Tuttavia, rileva giustamente la Corte, da un lato si deve considerare l’ipotesi che a fondamento dell’esecuzione sia posto un titolo stragiudiziale (che, come tale, potrebbe non avere quindi un giudizio del quale si discuta della sua perdurante validità); dall’altro lato, non si possono ignorare i casi nei quali la domanda risarcitoria non sia più proponibile al giudice della cognizione (ad esempio perché quel giudizio si è concluso o perché la caducazione del titolo deriva dalla fase di cassazione, nella quale è a quel punto preclusa un’attività istruttoria che potrebbe invece essere necessaria per accertare la responsabilità aggravata). In questi casi, e solo in questi casi eccezionali, sarà allora possibile rivolgere la domanda ex art. 96, secondo comma, c.p.c., al giudice dell’opposizione all’esecuzione, giudice che assume quindi una competenza non alternativa bensì subordinata a quella del giudice della cognizione.

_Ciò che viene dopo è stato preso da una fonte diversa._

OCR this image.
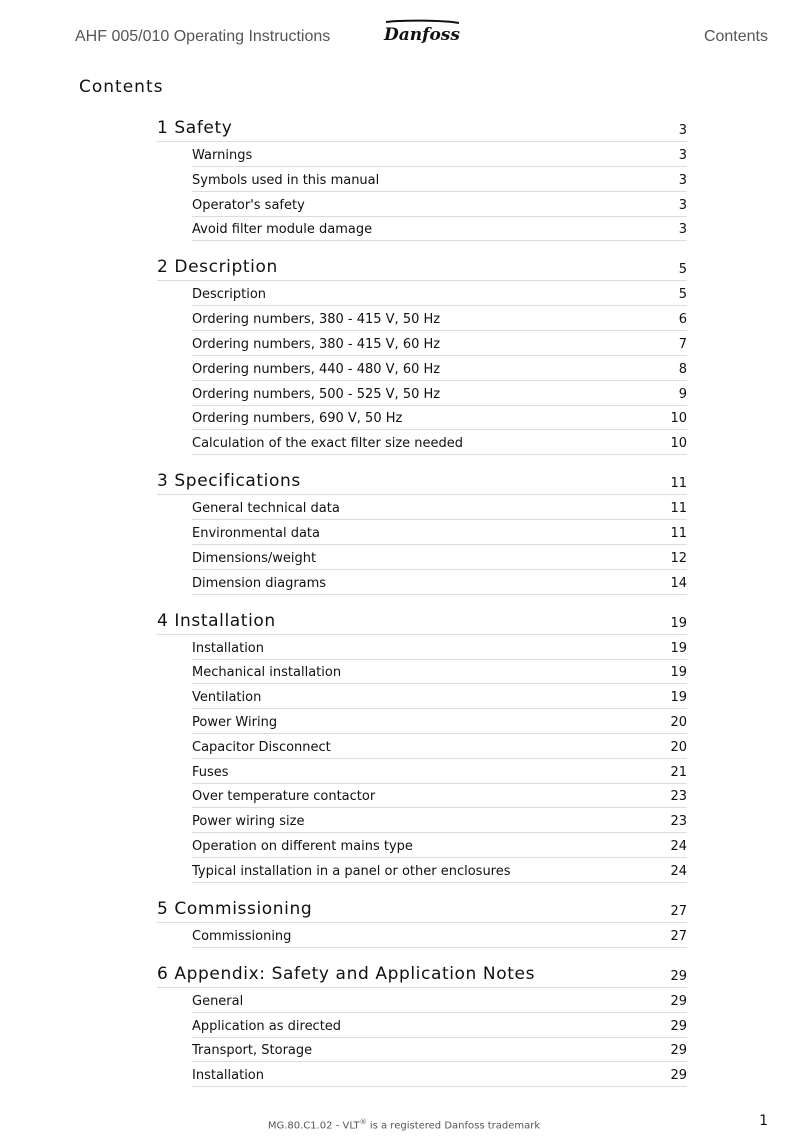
AHF 005/010 Operating Instructions	Danfoss	Contents
Contents
1 Safety	3
Warnings	3
Symbols used in this manual	3
Operator's safety	3
Avoid filter module damage	3
2 Description	5
Description	5
Ordering numbers, 380 - 415 V, 50 Hz	6
Ordering numbers, 380 - 415 V, 60 Hz	7
Ordering numbers, 440 - 480 V, 60 Hz	8
Ordering numbers, 500 - 525 V, 50 Hz	9
Ordering numbers, 690 V, 50 Hz	10
Calculation of the exact filter size needed	10
3 Specifications	11
General technical data	11
Environmental data	11
Dimensions/weight	12
Dimension diagrams	14
4 Installation	19
Installation	19
Mechanical installation	19
Ventilation	19
Power Wiring	20
Capacitor Disconnect	20
Fuses	21
Over temperature contactor	23
Power wiring size	23
Operation on different mains type	24
Typical installation in a panel or other enclosures	24
5 Commissioning	27
Commissioning	27
6 Appendix: Safety and Application Notes	29
General	29
Application as directed	29
Transport, Storage	29
Installation	29
MG.80.C1.02 - VLT® is a registered Danfoss trademark	1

La Suprema Corte non ignora però la possibilità che, ad esempio, il debitore rilevi la dannosità dell’illegittima azione esecutiva solo allorché la relativa domanda di ristoro non sia più proponibile né nel giudizio di cognizione né il quello di opposizione all’esecuzione. Ebbene, nelle ipotesi nelle quali, non per colpa o libera scelta della parte, non sia più possibile formulare la domanda in alcuno dei due anzidetti giudizi, essa potrà essere proposta in un autonomo giudizio.

La Corte delinea quindi una soluzione volta ad evitare che la parte che ne ha diritto rimanga priva di tutela, onerandola, tuttavia, della ferrea dimostrazione di non essere incorsa per sua colpa nell’impossibilità di rivolgersi al giudice della cognizione e, in via “subordinata” (ci si consenta l’impropria ma efficace espressione), a quello dell’opposizione all’esecuzione.

Infine, può essere utile riferire anche delle argomentazioni poste dalla Corte, nel concreto caso portato alla sua attenzione, alla base della declaratoria di tardività dell’impugnazione in appello proposta dall’intimato nel procedimento di opposizione all’esecuzione. Sul punto, la Corte ribadisce il consolidato principio in base al quale il rispetto dei termini perentori fissati dalla legge, ed in particolare di quelli che regolano la tempestività dell’impugnazione, è questione che il giudice è tenuto a verificare d’ufficio, ed ancora ribadisce che, poiché la domanda ex art. 96 c.p.c. non ha natura autonoma bensì accessoria rispetto alla domanda principale, la sua proposizione nell’ambito di un giudizio di natura esecutiva (quale quello di opposizione all’esecuzione) non è idonea a sottrarre l’intero giudizio all’inapplicabilità della sospensione feriale, che non deve quindi essere considerata nel calcolo dei relativi termini.